Grief Book Review: Before and After Loss
"The traumatic nature of events lies in their personal meaning." Lisa M. Shulman, MD
I am an old-fashioned book-a-holic. I know the correct term is bibliophile, but that sounds way too pretentious for my humbly casual character. I tried to use an e-book a few years back. I actually used it for comfort reading: to reread Anne of Green Gables during a particularly stressful time in my life. The e-reader wasn’t terrible, but the experience was definitely not as satisfying as a good, solid paper version. You know, the REAL thing.
Anyway, I am often asked for book recommendations related to grief. I hesitate to refer anyone to a specific book unless I have read it and can vouch for how it might be helpful for specific situations. So I decided to start adding book reviews to my monthly bog lineup, so you can see for yourself if a book fits your needs.
I am going to start with one I recently read, Before and After Loss: A Neurologist’s Perspective on Loss, Grief, and Our Brain, by Dr. Lisa Shulman. (Note: I have NO financial ties to this book or this author. I am sharing my opinion for your information only.) This book caught my attention because the author writes about her personal experience as a wife, as a doctor, and as a widow. Anyone who has worked with me knows that I am a neuroscience geek and I bring that information into every client session. I strongly believe that grief support must address brain and other physical changes, in addition to the traditional education about “thoughts and emotions” coping techniques. The author's unique perspective as a neurologist brings a depth of insight rarely seen in typical grief-related memoirs.
What is the book about?
In the first half of the book, the author shares her compelling and not-too-sentimental journey through her early marriage, and then her husband’s cancer diagnosis and treatment. She offers us a glimpse into the special rituals of their love story, including special meals and travel adventures. The second half of the book, raw and honest, covers her wild ride through acute grief, as well as her adjustment to her new reality without the love of her life by her side.
Main points of the book
Trauma is unique to each person
Journey of terminal illness from medical side: even the experts have no answers, and must accept they can’t always fix or control the course of disease
There are no simple resolutions ahead of time, even when death is predicted: you never have the amount of time you think you have
Grief deeply affects your brain and body: it is more than simply emotional pain
What “normal grief” looks like (hint: there is no such thing as normal!)
How your faith and your personality shape your grief experience
Loss of a life partner leads to loneliness and identity crises
How to find hope in restoration for the future
Who should read this book
If you are looking for an unfiltered account of grief before a loved one dies, and during the early, acute phase after a death, as well as how grief becomes integrated into life after loss, this book is for you.
This book is especially for you if you want to know...
about the brain science of grief
why your body feels out of control during grief
why your brain feels off-kilter during grief
about alternative methods for coping with grief symptoms
how to effectively use dreams and journaling to process grief
My opinion (not that you asked)
I appreciated the honest humanity of this book, from a clinical standpoint as well as personally. The author is not a mental health professional, but she provided a comprehensive overview of pros and cons of grief therapy, some common therapy interventions, and the mixed results when using medication to address grief symptoms.

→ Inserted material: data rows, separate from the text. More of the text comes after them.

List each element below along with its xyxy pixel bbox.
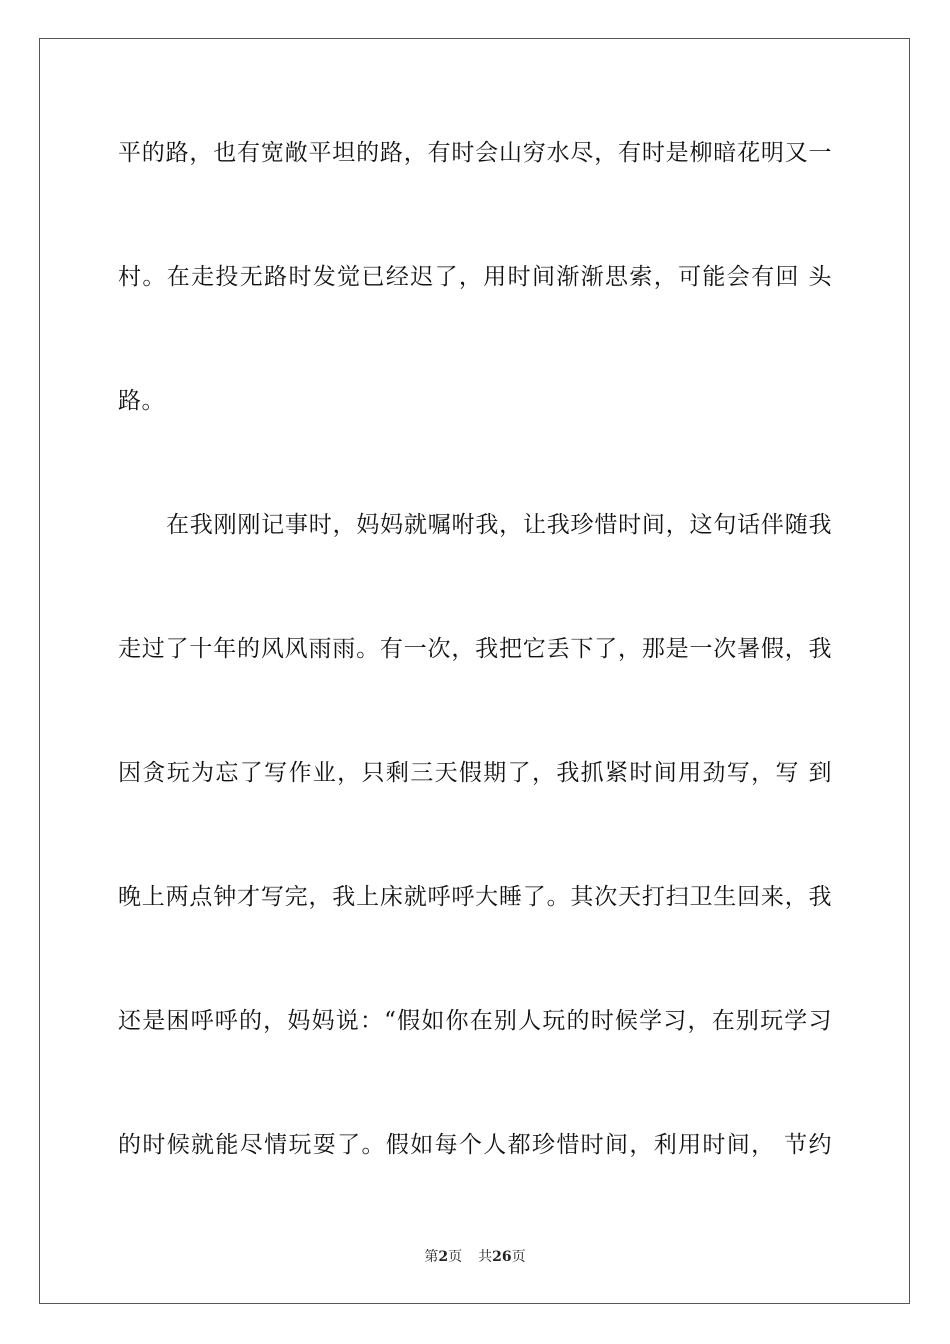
- page-border: [39, 38, 910, 1304]
- text-line-9: 的时候就能尽情玩耍了。假如每个人都珍惜时间，利用时间， 节约: [118, 1132, 832, 1158]
- text-line-6: 因贪玩为忘了写作业，只剩三天假期了，我抓紧时间用劲写，写 到: [118, 760, 832, 786]
- total-prefix: 共: [478, 1249, 493, 1265]
- text-line-7: 晚上两点钟才写完，我上床就呼呼大睡了。其次天打扫卫生回来，我: [118, 884, 832, 910]
- current-page-number: 2: [438, 1249, 449, 1265]
- paragraph-start-line: 在我刚刚记事时，妈妈就嘱咐我，让我珍惜时间，这句话伴随我: [166, 512, 832, 538]
- text-line-1: 平的路，也有宽敞平坦的路，有时会山穷水尽，有时是柳暗花明又一: [118, 140, 832, 166]
- text-line-8: 还是困呼呼的，妈妈说：“假如你在别人玩的时候学习，在别玩学习: [118, 1008, 832, 1034]
- total-suffix: 页: [511, 1249, 526, 1265]
- text-line-3: 路。: [118, 388, 165, 414]
- total-page-count: 26: [492, 1249, 512, 1265]
- page-footer: [0, 1247, 950, 1267]
- page-suffix: 页: [448, 1249, 463, 1265]
- page-prefix: 第: [424, 1249, 439, 1265]
- text-line-5: 走过了十年的风风雨雨。有一次，我把它丢下了，那是一次暑假，我: [118, 636, 832, 662]
- text-line-2: 村。在走投无路时发觉已经迟了，用时间渐渐思索，可能会有回 头: [118, 264, 832, 290]
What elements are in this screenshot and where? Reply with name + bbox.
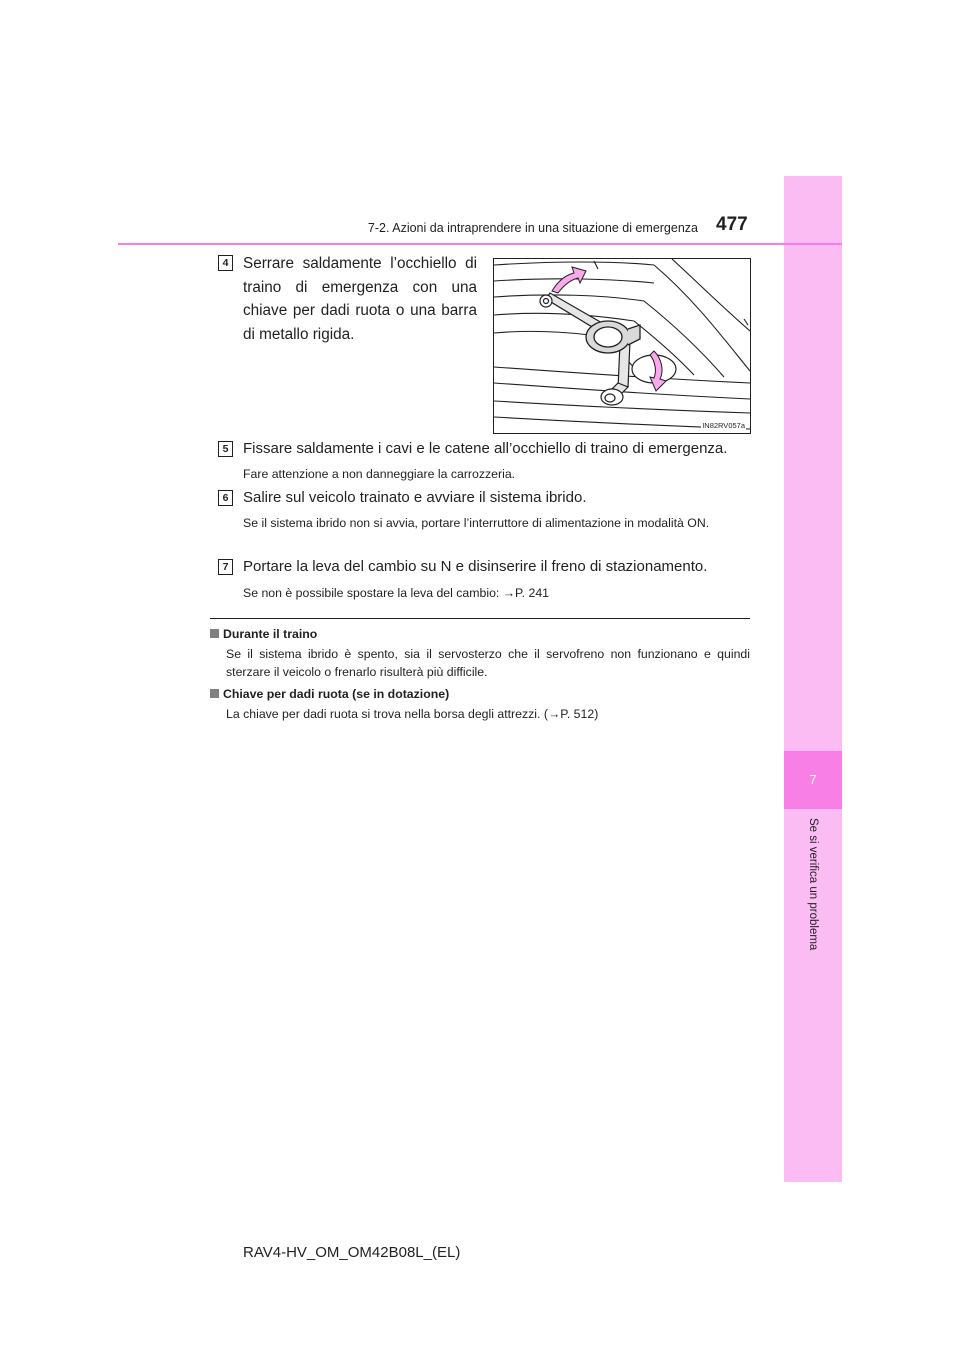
note-title-towing: Durante il traino <box>210 626 317 642</box>
step-6-text: Salire sul veicolo trainato e avviare il sistema ibrido. <box>243 489 587 506</box>
square-bullet-icon <box>210 629 219 638</box>
chapter-number-tab: 7 <box>784 751 842 809</box>
square-bullet-icon <box>210 689 219 698</box>
step-number-5: 5 <box>218 441 233 457</box>
step-5-note: Fare attenzione a non danneggiare la carrozzeria. <box>243 467 516 481</box>
chapter-side-tab <box>784 176 842 1182</box>
step-5-text: Fissare saldamente i cavi e le catene all’occhiello di traino di emergenza. <box>243 440 728 457</box>
section-divider <box>210 618 750 619</box>
page-number: 477 <box>716 214 748 235</box>
step-7-note: Se non è possibile spostare la leva del cambio: →P. 241 <box>243 586 550 600</box>
figure-code: IN82RV057a <box>702 421 745 430</box>
step-number-6: 6 <box>218 490 233 506</box>
header-rule <box>118 243 842 245</box>
towing-eyelet-illustration <box>493 258 751 434</box>
section-title: 7-2. Azioni da intraprendere in una situazione di emergenza <box>367 221 698 235</box>
wrench-diagram <box>494 259 750 433</box>
step-4-text: Serrare saldamente l’occhiello di traino di emergenza con una chiave per dadi ruota o una barra di metallo rigida. <box>243 255 477 343</box>
step-number-7: 7 <box>218 559 233 575</box>
manual-code-footer: RAV4-HV_OM_OM42B08L_(EL) <box>243 1244 461 1261</box>
note-body-wrench: La chiave per dadi ruota si trova nella borsa degli attrezzi. (→P. 512) <box>226 707 599 721</box>
chapter-title-vertical: Se si verifica un problema <box>807 818 819 951</box>
step-number-4: 4 <box>218 255 233 271</box>
step-7-text: Portare la leva del cambio su N e disinserire il freno di stazionamento. <box>243 558 708 575</box>
note-body-towing: Se il sistema ibrido è spento, sia il servosterzo che il servofreno non funzionano e quindi sterzare il veicolo o frenarlo risulterà più difficile. <box>226 647 750 679</box>
note-title-wrench: Chiave per dadi ruota (se in dotazione) <box>210 686 449 702</box>
step-6-note: Se il sistema ibrido non si avvia, portare l’interruttore di alimentazione in modalità ON. <box>243 516 710 530</box>
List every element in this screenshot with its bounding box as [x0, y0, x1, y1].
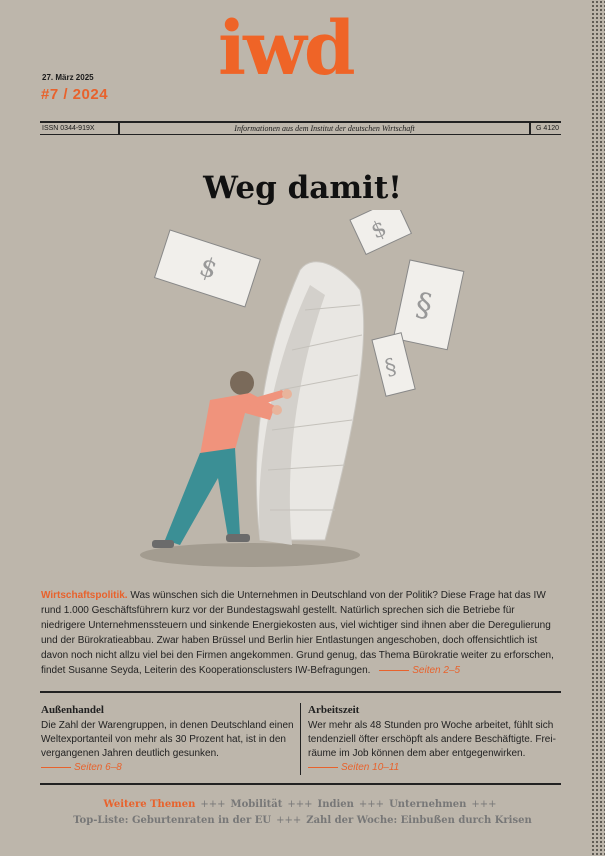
further-topics [0, 797, 605, 829]
flying-paper-icon [393, 260, 463, 350]
article-teaser [308, 703, 560, 775]
article-teaser [41, 703, 296, 775]
iwd-logo: iwd [218, 6, 353, 92]
info-bar [40, 121, 561, 135]
trousers [165, 448, 240, 545]
section-rule [40, 691, 561, 693]
tagline: Informationen aus dem Institut der deutschen Wirtschaft [234, 124, 415, 133]
svg-text:§: § [412, 284, 436, 326]
headline: Weg damit! [203, 170, 402, 206]
teaser-page-link[interactable]: Seiten 6–8 [41, 761, 296, 775]
teaser-title: Arbeitszeit [308, 704, 360, 716]
lead-paragraph [41, 588, 561, 678]
lead-page-link[interactable]: Seiten 2–5 [373, 665, 460, 676]
topic-item[interactable]: Zahl der Woche: Einbußen durch Krisen [306, 815, 532, 826]
svg-text:$: $ [367, 215, 391, 245]
topic-item[interactable]: Mobilität [230, 799, 283, 810]
dotted-edge [591, 0, 605, 856]
topics-label: Weitere Themen [103, 799, 196, 810]
arrow-icon [379, 670, 409, 671]
topic-item[interactable]: Top-Liste: Geburtenraten in der EU [73, 815, 272, 826]
dollar-symbol: $ [195, 251, 221, 286]
topics-line-2: Top-Liste: Geburtenraten in der EU +++ Zahl der Woche: Einbußen durch Krisen [73, 815, 532, 826]
teaser-text: Die Zahl der Warengruppen, in denen Deutschland einen Weltexportanteil von mehr als 30 Prozent hat, ist in den vergangenen Jahren deutlich gesunken. [41, 720, 294, 759]
issue-number: #7 / 2024 [41, 86, 109, 103]
issue-date: 27. März 2025 [42, 73, 94, 82]
lead-text: Was wünschen sich die Unternehmen in Deutschland von der Politik? Diese Frage hat das IW rund 1.000 Geschäftsführern kurz vor der Bundestagswahl gestellt. Natürlich sprechen sich die Betriebe für niedrigere Unternehmenssteuern und sinkende Energiekosten aus, viel wichtiger sind ihnen aber die Deregulierung und der Bürokratieabbau. Zwar haben Brüssel und Berlin hier Entlastungen angeschoben, doch offensichtlich ist davon noch nicht allzu viel bei den Firmen angekommen. Grund genug, das Thema Bürokratie weiter zu erforschen, findet Susanne Seyda, Leiterin des Kooperationsclusters IW-Befragungen. [41, 590, 554, 676]
svg-text:§: § [382, 354, 400, 382]
lead-keyword: Wirtschaftspolitik. [41, 590, 128, 601]
column-divider [300, 703, 301, 775]
section-rule [40, 783, 561, 785]
flying-paper-icon [372, 333, 415, 397]
teaser-page-link[interactable]: Seiten 10–11 [308, 761, 560, 775]
arrow-icon [41, 767, 71, 768]
flying-paper-icon [350, 210, 411, 254]
topic-item[interactable]: Indien [317, 799, 354, 810]
head [230, 371, 254, 395]
arrow-icon [308, 767, 338, 768]
teaser-title: Außenhandel [41, 704, 104, 716]
topics-line-1: Weitere Themen +++ Mobilität +++ Indien +++ Unternehmen +++ [103, 799, 497, 810]
teaser-text: Wer mehr als 48 Stunden pro Woche arbeitet, fühlt sich tendenziell öfter erschöpft als andere Beschäftigte. Frei-räume im Job können dem aber entgegenwirken. [308, 720, 556, 759]
g-number: G 4120 [536, 125, 559, 132]
man-pushing-paper-stack-illustration [110, 210, 480, 580]
issn: ISSN 0344-919X [42, 125, 95, 132]
flying-paper-icon [155, 230, 261, 307]
topic-item[interactable]: Unternehmen [389, 799, 467, 810]
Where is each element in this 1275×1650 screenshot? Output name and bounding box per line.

The author mentioned that the grief support group she attended was less than helpful. This is unfortunate and all too common. Grief support groups are incredibly important to help mourners feel less alone in their grief and to connect with others living through similar circumstances. I recommend folks do a bit of research before choosing a support group. Find out the training of the facilitator and the makeup of the group. If your spouse of 40 years recently died, you might not feel understood in a group of 30 year old men and women who are mourning their parents. The grief experience is much too different. Read my blog about grief support groups for further information on finding the right group.
I really appreciated the list of alternative coping techniques that the author mentioned. I have discussed mindfulness meditation in previous blogs, so you already know I fully agree with the author about the importance of this technique for nervous system regulation. The journal prompts at the end of each chapter are thoughtful and appropriate for every mourner's "toolbox for coping." I will be incorporating them into my own clinical toolbox.
I was especially interested to read about the author's dreams and her analysis of their meaning and patterns over time. Many practical-minded physicians downplay the significance of dreams during grief, but the clients I work with have consistently noted how their dreams often help maintain the connection with their loved one who died.
I highly recommend this book to anyone who has lived through a loss and wants to understand how your grief symptoms are influenced by brain and body functions. Lisa and Bill’s story will draw you in. You’ll cry when they part, and you will cheer for Lisa as she endures unspeakable pain. We will all experience the pain of loss. We can't change it, but in the sharing of grief, we can be empowered by understanding.